Consistent with previous findings, perinatal ARV exposure was not associated with the occurrence of drug-resistance mutations.11
There are several plausible explanations to account for the occurrence of drug-resistant HIV in infants despite the absence of selective drug pressure in the perinatal period. For example, resistance mutations could have emerged in the mother during ARV treatment that occurred before pregnancy, with drug-resistant variants persisting at high levels after treatment was discontinued. Although a rapid shift from resistant to wild-type virus is observed frequently after removal of selective drug pressure, drug-resistant variants have been shown to persist at detectable levels for several months after discontinuation of treatment.17,18
Furthermore, persistence of drug-resistant HIV in the absence of selective drug pressure has been observed in the genital tract.19
Alternatively, the mother could have become infected with a drug-resistant strain of HIV, either before or during pregnancy, and could have transmitted this strain to the infant while remaining ARV naive. In a study of HIV-infected pregnant women in St. Louis, MO, 3 of 18 (17%) ARV-naive women were found to have NNRTI-resistant virus.20
MTCT of HIV during primary infection of the mother has been observed,21
and long-term persistence of drug-resistant variants acquired in primary infection has been well documented.22–26
Finally, it is possible that the mother was exposed to ARV drugs during the pregnancy, but her treatment was not documented.
The prevalence rate of 16.7% for non–subtype B HIV strains in this infant cohort is considerably higher than prevalence estimates reported for other US cohorts, with estimates ranging from 1.2% to 5.4% in the adult population.27–29
We have estimated the prevalence of non–subtype B strains to be 4.4% in our previously described infant cohort,11
suggesting that subtype diversity among the perinatally infected population of New York State may be increasing.
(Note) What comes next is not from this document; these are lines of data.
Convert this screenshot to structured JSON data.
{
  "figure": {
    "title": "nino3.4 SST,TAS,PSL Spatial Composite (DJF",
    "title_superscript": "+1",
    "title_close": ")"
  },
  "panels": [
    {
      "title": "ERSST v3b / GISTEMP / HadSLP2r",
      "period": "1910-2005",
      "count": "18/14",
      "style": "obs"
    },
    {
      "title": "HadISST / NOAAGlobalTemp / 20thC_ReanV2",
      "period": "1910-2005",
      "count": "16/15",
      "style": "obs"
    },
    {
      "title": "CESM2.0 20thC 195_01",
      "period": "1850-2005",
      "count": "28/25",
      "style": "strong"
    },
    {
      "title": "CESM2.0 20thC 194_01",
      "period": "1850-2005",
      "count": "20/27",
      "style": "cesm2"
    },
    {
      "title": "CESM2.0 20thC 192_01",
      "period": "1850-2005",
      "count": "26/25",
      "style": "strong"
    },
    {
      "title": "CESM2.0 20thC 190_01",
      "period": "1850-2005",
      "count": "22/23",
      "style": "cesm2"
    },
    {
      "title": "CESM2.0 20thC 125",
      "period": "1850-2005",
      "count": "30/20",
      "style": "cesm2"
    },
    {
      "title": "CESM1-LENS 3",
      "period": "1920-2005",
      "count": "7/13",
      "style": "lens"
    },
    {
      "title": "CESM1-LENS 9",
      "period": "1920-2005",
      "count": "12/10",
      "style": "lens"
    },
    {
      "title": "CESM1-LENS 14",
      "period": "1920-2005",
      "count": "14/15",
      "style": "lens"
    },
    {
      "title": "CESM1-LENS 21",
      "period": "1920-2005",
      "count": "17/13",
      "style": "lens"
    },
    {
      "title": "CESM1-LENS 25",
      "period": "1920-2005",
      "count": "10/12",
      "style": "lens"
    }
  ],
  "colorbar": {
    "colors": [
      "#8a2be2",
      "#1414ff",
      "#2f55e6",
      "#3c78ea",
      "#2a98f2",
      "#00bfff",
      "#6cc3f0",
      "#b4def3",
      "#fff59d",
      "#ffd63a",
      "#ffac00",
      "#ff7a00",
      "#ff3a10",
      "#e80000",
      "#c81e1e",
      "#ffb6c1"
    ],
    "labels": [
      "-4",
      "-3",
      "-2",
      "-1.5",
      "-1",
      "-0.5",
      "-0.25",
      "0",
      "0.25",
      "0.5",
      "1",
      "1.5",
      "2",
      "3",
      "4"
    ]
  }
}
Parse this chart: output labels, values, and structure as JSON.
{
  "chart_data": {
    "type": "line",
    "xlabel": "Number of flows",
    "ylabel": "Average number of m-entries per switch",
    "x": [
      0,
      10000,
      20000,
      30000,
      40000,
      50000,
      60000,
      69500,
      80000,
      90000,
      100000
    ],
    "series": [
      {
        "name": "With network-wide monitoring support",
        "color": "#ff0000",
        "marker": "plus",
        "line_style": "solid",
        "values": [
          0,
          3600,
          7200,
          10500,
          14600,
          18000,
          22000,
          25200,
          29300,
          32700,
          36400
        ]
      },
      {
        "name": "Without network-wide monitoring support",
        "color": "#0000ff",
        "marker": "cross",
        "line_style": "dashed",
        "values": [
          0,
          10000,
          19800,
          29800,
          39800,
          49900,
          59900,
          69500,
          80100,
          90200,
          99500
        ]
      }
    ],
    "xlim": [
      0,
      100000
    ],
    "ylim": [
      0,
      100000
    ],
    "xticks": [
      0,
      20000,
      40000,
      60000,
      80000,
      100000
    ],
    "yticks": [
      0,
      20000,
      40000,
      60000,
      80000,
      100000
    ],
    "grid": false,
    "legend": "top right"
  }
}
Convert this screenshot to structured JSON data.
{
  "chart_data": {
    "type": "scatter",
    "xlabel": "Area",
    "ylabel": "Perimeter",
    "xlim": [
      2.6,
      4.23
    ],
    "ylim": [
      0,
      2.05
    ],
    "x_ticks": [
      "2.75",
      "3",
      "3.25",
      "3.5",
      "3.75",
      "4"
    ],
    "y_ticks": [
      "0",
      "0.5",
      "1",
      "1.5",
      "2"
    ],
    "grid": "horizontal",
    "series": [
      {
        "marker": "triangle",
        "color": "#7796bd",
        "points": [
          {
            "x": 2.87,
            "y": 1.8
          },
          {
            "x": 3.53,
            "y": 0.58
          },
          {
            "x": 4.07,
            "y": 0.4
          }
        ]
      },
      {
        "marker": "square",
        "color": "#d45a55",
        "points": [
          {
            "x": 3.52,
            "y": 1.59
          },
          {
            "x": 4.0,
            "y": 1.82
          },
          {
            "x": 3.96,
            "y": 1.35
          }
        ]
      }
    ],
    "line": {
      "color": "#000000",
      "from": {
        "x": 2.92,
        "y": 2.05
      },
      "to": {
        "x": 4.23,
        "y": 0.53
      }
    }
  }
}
This is particularly important given that false-negative HIV DNA PCR test results have been reported in the United States for infants infected with non–subtype B strains of HIV.30,31
It is not clear whether the apparent rise in non–subtype B infections reflects increasing subtype diversity in the population of HIV-infected women giving birth in New York State or whether women infected with non–subtype B strains are more likely to become pregnant or deliver than women infected with subtype B strains.
The current guidelines for the use of antiretroviral agents in pediatric HIV infection recommend that resistance testing be considered in newly diagnosed infants younger than 12 months before initiation of therapy and emphasize the importance of monitoring the frequency of drug-resistant HIV in newly infected infants.32
The guidelines also indicate that in cases where perinatal exposure to a non–subtype B strain is suspected, a negative diagnostic test should be interpreted with caution, and the use of tests shown to be sensitive to non–B strain detection is recommended.32
The results of our study indicate that drug-resistant and non–subtype B HIV strains seem to be increasing in the perinatally infected population. Data on the clinical benefit of resistance testing upon diagnosis of HIV infection in infants are currently lacking. However, based on the results of this study, drug-resistance testing of all infants upon confirmation of HIV infection is warranted. Furthermore, infection with a non–subtype B HIV strain should be considered in interpretation of diagnostic test results and in developing disease monitoring and treatment strategies for the pediatric population.